A recent white paper by DYMO Endica claims that Electronic Postage Technology Demystifies International Shipping. Needless to say this got my attention because, being aware of the dozens and dozens of issues that can arise in international shipping, postage usually doesn’t make the list.
The paper starts off with some facts that every supply manager needs to know, which include:
- 96% of the world’s consumers live outside the US and collectively hold two thirds of the world’s purchasing power
- currently, US-based online retailers that ship abroad acquire 5% of their revenue from foreign orders and this number is rising
- 14.5% of retailers that ship abroad see more than 25% of total sales from foreign orders
- rate classes that change annually, tariffs and taxes in multiple currencies, the disparate shipping rules of numerous countries, plus the rigours of complying with customs documentation and reporting are just a few of the challenges of international shipping
And then defines electronic postage systems as:
|software platforms that enable the online purchase and printing of U.S. Postal Service postage, from the computer, to be used for domestic and international mailing and shipping|
which is the proper definition of a country-based electronic postage solution. But how does that address the issues of tariffs, the disparate shipping rules of multiple countries, and the rigours of complying with customs documentation? All a typical electronic postage system does is insure that you apply the proper amount of postage (assuming you enter the proper dimensions of the packaged item and the proper weight and choose the proper shipping method, as the system looks up the rate from published rate tables). Now, some solutions from private industry will also produce the necessary documentation, given the necessary information, but then you are venturing into the territory of customs and trade documentation solutions. By definition, an electronic postage system does not produce customs documents. And you need to know how to answer the questions correctly (in what is typically a wizard-like interface) to get the right documentation.

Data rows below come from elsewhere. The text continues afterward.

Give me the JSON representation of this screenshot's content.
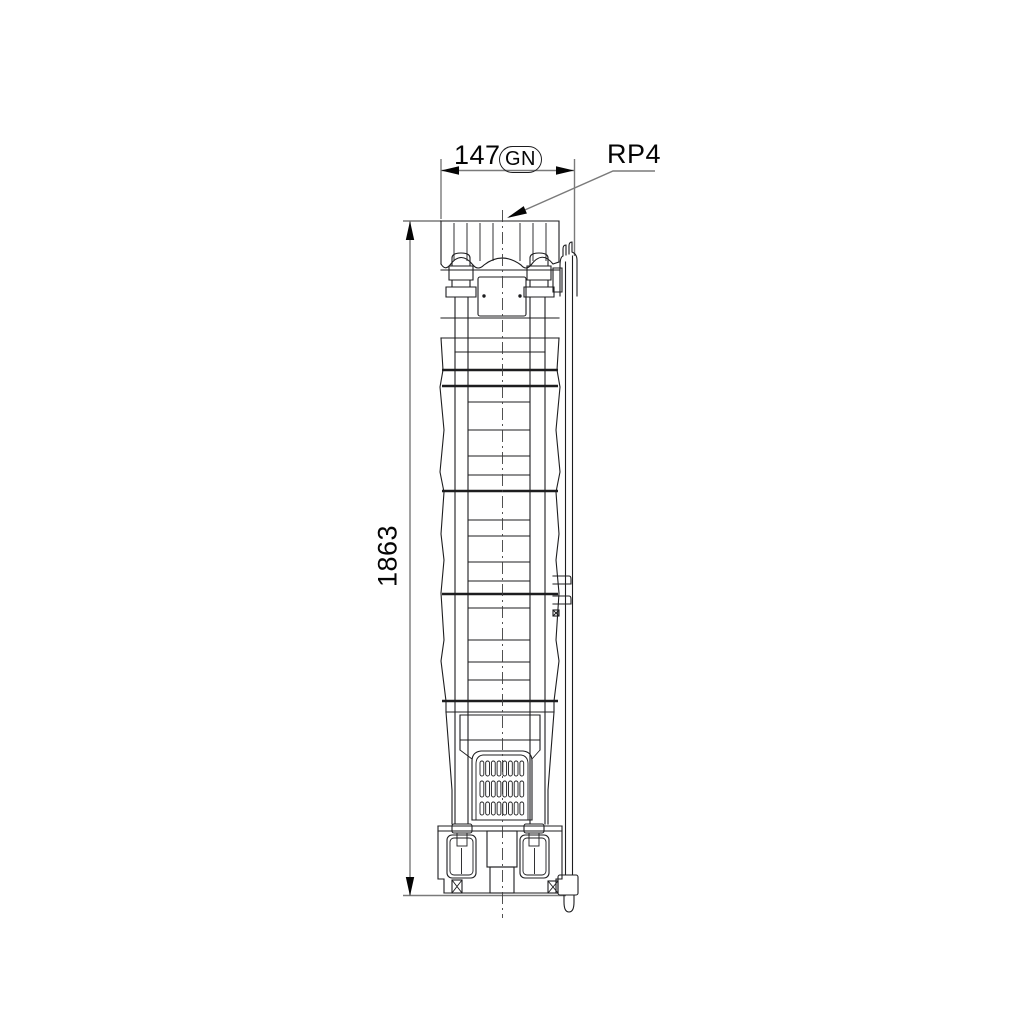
{
  "drawing": {
    "labels": {
      "width_value": "147",
      "width_badge": "GN",
      "top_connection": "RP4",
      "height_value": "1863"
    },
    "colors": {
      "background": "#ffffff",
      "line": "#1d1d1f",
      "dimension": "#7a7a7a",
      "text": "#050505"
    }
  }
}
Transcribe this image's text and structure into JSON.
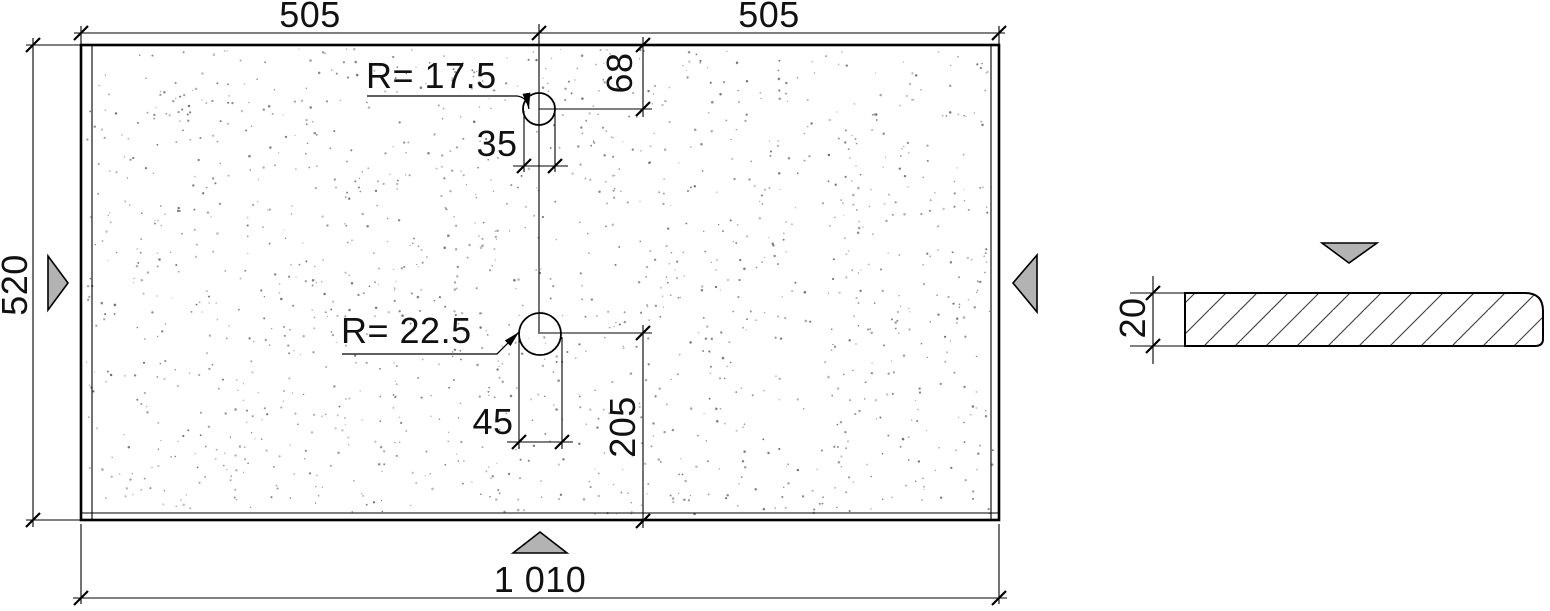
{
  "drawing": {
    "plan_view": {
      "dim_width_left": "505",
      "dim_width_right": "505",
      "dim_height": "520",
      "dim_total_width": "1 010",
      "hole_top": {
        "radius_label": "R= 17.5",
        "offset_from_top": "68",
        "diameter": "35"
      },
      "hole_middle": {
        "radius_label": "R= 22.5",
        "diameter": "45",
        "offset_from_bottom": "205"
      }
    },
    "section_view": {
      "thickness": "20"
    },
    "icons": {
      "left_marker": "view-direction-triangle-right",
      "right_marker": "view-direction-triangle-left",
      "bottom_marker": "view-direction-triangle-up",
      "section_marker": "view-direction-triangle-down"
    },
    "colors": {
      "line": "#000000",
      "marker_fill": "#b3b3b3",
      "stipple": "#555555",
      "hatch": "#3a3a3a",
      "background": "#ffffff"
    }
  }
}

In other words, if you integrate an electronic postage system with a trade and customs documentation system, you will simplify the trade process, as you will know how much you have to pay and what documents you need to include, but you will not demystify it. Many of these regulations are complex, with even more complex classifications for goods (for example, referencing HTS codes, a printer shipped with an installed cartridge is not the same as a printer shipped with an uninstalled cartridge). If you don’t understand the rules and regulations of where you are shipping, and the terminology used by the application, you will still be lost. There’s no magic demystification that occurs simply with the acquisition of such a solution.
However, if you understand the basics of international shipping, and the mandatory rules and regulations of the country you are shipping to, I do believe their claim that average shipping time can be reduced from 20 minutes to 2 if the software is in the hands of a professional in international shipping and logistics.
If you’re a small to mid-size business getting into the international direct-to-consumer shipping game, the white paper is definitely worth a read, but don’t get taken for a ride on the magic carpet. Simplification is not demystification, and you’ll have to learn a little to get a lot from this type of solution.